Place the oil in a large Dutch oven or deep cast iron skillet so that the oil is at least two inches deep. Heat to 350 degrees.
Scramble the egg in a pie plate or shallow baking dish and place the panko crumbs in another dish. Cut the avocados in half and remove pit. Using a large spoon, scoop the flesh out of the skin in one piece and cut each half into three equal wedges. Coat each wedge in egg and press into the panko crumbs to well coat. Fry in batches, careful not to crowd, until golden brown, turning as needed. Cook for 1-2 minutes total. Remove to a paper towel-lined plate and season liberally with salt immediately.
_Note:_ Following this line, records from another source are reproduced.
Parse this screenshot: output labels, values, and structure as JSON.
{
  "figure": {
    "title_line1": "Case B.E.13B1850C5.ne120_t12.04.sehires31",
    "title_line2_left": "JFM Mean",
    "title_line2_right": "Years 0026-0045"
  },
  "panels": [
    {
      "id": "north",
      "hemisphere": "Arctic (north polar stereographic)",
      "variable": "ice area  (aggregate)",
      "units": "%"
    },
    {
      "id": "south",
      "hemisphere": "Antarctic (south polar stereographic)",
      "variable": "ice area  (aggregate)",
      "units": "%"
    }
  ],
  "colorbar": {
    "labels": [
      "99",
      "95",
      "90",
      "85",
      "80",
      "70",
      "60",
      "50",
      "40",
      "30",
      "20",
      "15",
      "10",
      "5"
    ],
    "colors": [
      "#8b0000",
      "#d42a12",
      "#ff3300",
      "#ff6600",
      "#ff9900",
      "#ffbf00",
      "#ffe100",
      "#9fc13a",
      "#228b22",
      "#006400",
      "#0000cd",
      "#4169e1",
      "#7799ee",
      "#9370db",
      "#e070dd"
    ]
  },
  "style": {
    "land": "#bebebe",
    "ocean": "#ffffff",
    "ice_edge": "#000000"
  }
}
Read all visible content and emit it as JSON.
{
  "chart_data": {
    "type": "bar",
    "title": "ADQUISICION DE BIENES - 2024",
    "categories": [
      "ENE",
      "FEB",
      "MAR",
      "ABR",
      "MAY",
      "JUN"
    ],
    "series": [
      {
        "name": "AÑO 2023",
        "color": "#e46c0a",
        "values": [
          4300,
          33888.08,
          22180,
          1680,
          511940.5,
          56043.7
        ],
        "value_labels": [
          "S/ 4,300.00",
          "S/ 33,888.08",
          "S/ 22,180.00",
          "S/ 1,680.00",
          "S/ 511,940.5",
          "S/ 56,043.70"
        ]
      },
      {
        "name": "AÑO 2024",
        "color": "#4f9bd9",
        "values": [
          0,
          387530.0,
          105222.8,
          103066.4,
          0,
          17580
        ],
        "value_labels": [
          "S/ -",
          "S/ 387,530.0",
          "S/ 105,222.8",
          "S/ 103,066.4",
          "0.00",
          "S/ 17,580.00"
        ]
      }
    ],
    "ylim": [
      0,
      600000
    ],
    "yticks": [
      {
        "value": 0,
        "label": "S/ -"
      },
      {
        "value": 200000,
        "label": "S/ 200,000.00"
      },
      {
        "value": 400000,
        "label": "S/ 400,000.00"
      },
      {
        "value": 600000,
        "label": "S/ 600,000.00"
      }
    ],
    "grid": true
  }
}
Heat your grill or grill pan (or large skillet) to medium high heat. Toast the tortillas on the grill until they begin to puff up and are toasty. Turn and place ¼ cup of the pepper jack cheese down the center of the tortilla and toast for 1 minute more until cheese begins to melt and tortilla is toasted on the other side. Remove from heat.
Place 3 pieces of fried avocado on top of the cheese in the center of each tortilla. Top with about ¼ cup of the pickled onions, drizzle with the crema and sprinkle with the Cotija cheese and cilantro leaves. Serve with lime on the side. DEVOUR!